Je suis une victime, dans cette affaire.
@Nébo
Oui, ça va être drôle. Ca va psychologiser sec! Raison de plus pour faire encore pire. Parce que là, je me retiens, en fait. Vous n’avez encore rien vu
@ Nebo : ” musicalement parlant, je méprise cette décennie “…
… Oh non. Ma préférée.
Cher denis, il y a des exceptions qui confirment la règle… ^^
Nan, mais sérieusement, il y a des artistes qui ont émergé dans les années 80 qui sont restés dans ma besace… ^^mais alors la production à grands coups de synthés, de boîtes à rythmes et de réverbérations caverneuses, en tant que “musicien” ça n’était pas du tout ma tasse de thé, mais, disons, que c’était un passage obligatoire pour que, dés les années 90, les vrais artistes apprennent à maîtriser, enfin, tout cet appareillage. Moi qui admire un artiste comme David Bowie, pour ne donner que cet exemple, dans les années 80 il s’est perdu… pour mieux se retrouver dés la décennie qui a suivi… ;-)
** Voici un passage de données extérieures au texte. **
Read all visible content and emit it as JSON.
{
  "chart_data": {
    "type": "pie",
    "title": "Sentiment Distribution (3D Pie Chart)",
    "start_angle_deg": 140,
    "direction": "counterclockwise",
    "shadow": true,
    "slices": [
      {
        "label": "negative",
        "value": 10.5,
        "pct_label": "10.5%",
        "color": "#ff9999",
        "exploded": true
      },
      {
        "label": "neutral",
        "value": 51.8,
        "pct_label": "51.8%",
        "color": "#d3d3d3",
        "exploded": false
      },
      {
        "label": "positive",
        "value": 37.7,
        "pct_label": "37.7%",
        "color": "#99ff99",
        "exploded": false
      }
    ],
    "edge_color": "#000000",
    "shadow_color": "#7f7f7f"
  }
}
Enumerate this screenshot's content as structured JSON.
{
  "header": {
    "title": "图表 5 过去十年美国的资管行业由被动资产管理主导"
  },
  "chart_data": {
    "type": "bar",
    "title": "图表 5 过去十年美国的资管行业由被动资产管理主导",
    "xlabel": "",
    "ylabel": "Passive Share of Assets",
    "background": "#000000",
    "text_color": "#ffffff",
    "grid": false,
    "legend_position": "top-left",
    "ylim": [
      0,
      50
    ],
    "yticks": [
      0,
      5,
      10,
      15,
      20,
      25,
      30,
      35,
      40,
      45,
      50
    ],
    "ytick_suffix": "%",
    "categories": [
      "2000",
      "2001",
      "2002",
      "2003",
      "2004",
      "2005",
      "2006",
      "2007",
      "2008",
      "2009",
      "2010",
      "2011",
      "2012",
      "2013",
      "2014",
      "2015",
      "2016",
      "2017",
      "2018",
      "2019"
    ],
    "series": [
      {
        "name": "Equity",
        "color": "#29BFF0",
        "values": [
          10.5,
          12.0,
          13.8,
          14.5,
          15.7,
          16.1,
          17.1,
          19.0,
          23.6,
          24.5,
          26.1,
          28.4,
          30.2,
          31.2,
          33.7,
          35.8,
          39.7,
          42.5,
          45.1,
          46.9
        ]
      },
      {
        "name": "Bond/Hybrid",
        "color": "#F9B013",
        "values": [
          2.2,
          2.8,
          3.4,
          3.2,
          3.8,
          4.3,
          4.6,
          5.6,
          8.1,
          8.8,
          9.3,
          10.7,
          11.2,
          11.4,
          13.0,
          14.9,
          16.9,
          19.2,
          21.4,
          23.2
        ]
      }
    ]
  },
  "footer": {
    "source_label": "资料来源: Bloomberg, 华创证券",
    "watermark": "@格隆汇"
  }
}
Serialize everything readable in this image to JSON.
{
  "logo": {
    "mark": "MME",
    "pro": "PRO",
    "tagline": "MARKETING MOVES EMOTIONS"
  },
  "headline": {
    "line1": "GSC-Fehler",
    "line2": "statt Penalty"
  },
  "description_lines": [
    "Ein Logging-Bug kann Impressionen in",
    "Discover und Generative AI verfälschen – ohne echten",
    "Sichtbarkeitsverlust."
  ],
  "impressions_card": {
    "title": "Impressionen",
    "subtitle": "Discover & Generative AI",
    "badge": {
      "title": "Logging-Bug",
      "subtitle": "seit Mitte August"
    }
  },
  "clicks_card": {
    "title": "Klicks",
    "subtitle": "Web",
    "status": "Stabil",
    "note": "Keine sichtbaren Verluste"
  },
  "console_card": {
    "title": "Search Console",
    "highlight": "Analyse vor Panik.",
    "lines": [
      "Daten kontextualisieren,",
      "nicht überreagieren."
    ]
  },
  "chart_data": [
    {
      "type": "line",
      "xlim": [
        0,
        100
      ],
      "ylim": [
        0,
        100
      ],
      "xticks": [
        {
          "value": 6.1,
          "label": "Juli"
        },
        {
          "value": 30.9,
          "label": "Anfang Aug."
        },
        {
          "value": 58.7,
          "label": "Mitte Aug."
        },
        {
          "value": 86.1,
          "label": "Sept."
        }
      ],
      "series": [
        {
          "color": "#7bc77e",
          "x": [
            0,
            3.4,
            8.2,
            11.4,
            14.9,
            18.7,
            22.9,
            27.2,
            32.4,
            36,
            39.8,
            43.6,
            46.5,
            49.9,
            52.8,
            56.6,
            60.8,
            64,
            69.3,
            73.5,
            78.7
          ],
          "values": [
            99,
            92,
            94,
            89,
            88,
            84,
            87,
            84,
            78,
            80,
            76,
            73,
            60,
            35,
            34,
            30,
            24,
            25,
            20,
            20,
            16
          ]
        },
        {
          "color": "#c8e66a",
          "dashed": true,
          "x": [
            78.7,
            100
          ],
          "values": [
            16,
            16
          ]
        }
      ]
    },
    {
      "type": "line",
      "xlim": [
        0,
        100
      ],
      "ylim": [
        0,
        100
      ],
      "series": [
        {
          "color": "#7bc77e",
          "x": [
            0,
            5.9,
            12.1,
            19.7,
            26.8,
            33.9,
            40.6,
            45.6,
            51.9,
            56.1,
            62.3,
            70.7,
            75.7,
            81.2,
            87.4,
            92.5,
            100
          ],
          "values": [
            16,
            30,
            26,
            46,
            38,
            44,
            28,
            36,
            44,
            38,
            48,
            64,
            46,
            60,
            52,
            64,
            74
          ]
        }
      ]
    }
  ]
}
Maintenant, peut-être faites-vous référence à vos jeunes années ? ^^
” il y a des artistes (…) qui sont restés dans ma besace ” …
… Les pauvres. Ils en sont ressortis tout encannabissés^^.
Seul un roqueur roturier, que dis-je, un barbare balkanique, pouvait à ce point insulter la musique des années 80. Monstrueux.
“Ils en sont ressortis tout encannabissés”
Ha ! Si vous saviez ! S’ils n’avaient été qu’encannabissés par mes soins, ç’eut été une bonne nouvelle. La plupart étaient déjà cocaïnés et alcoolisés à mort avant même que je ne les découvre…
“Roturier”… vous y allez fort. Nietzsche a dit quelque part qu’un roturier était, pour lui, quelqu’un qui ne regardait guère plus haut que… son grand-père, alors qu’un noble c’était quelqu’un qui avait une Haute Conscience d’être “de” quelque part, “de” quelqu’un, “de” quelque chose. La particule. Et cette personne, consciente de tout ça, souhaitait léguer quelque chose (une façon d’être, au moins, quelques idées… vous voyez, je suis humble), à quelqu’un (ses enfants ? Ses amis ?) et transmettre ce quelque part (Son pays ? Une identité ? Une Histoire ?)…
Bon… vous voyez les questions… ^^
Message personnel à l’endroit d’un gros rouge qui tache, un ivrogne communiste bien connu de nos services:
inutile de bombarder ce fil de commentaires salaces, avec à chaque fois un pseudo différent mais la même adresse IP renvoyant à Lille:
1:aucun ne sera publier, tu pisses dans un violon.
2:il n’y a pas qu’Ilys dans la vie, arrête de ruminer. C’est mauvais pour ton ulcère. Ca plus ton cancer du foie, si tu continues, tu risques de ne pas passer l’année.
3:Ce n’est pas de notre faute, si tu es mauvais en tout et te retrouves sur ton blog avec trois détraqués faisant avec toi l’éloge des camps de concentration communistes. Prends toi en plutôt au Dieu des communistes, c’est lui qui t’a fait comme ça, pas nous.
4-arrête de boire, parce que je t’assure, tes commentaires puient l’alcool et le délire poivrotique.
On s’emmerde autant que ça, dans le 59? On s’emmerde autant que ça, dans la vie d’un ivrogne communiste sans lecteurs?
C’est parce que vous avez employé le terme de “truie”, m’est avis, XP. Je crois que Jérôme Leroy voit (et pas “boit”) rouge lorsque ce mot apparaît sous votre plume. Mais il faut lire Mon chien Stupide, de Fante : c’est un merveilleux petit roman, vraiment drôle, et la fin comporte un épisode mythique avec une truie qui éclaire la “variation”
d’XP. C’est tout.
@la crevette
Ici comme presque partout ailleurs, on se fout de ce que peut dire ou penser Jérôme Leroy. Comme d’une façon générale, on se fout des délateurs, des provocateurs qui se plaignent de harcélement si par hasard on leur répond, des gens qui ponctuent leurs phrases de “bites”, de “couilles” et de “caca” et finissent leurs démonstrations en souhaitant que les mères de leurs adversaires politiques subissent des viols collectifs.
Je voulais juste signaler pour le fun que ce taré continue à s’exciter derrière son ordinateur.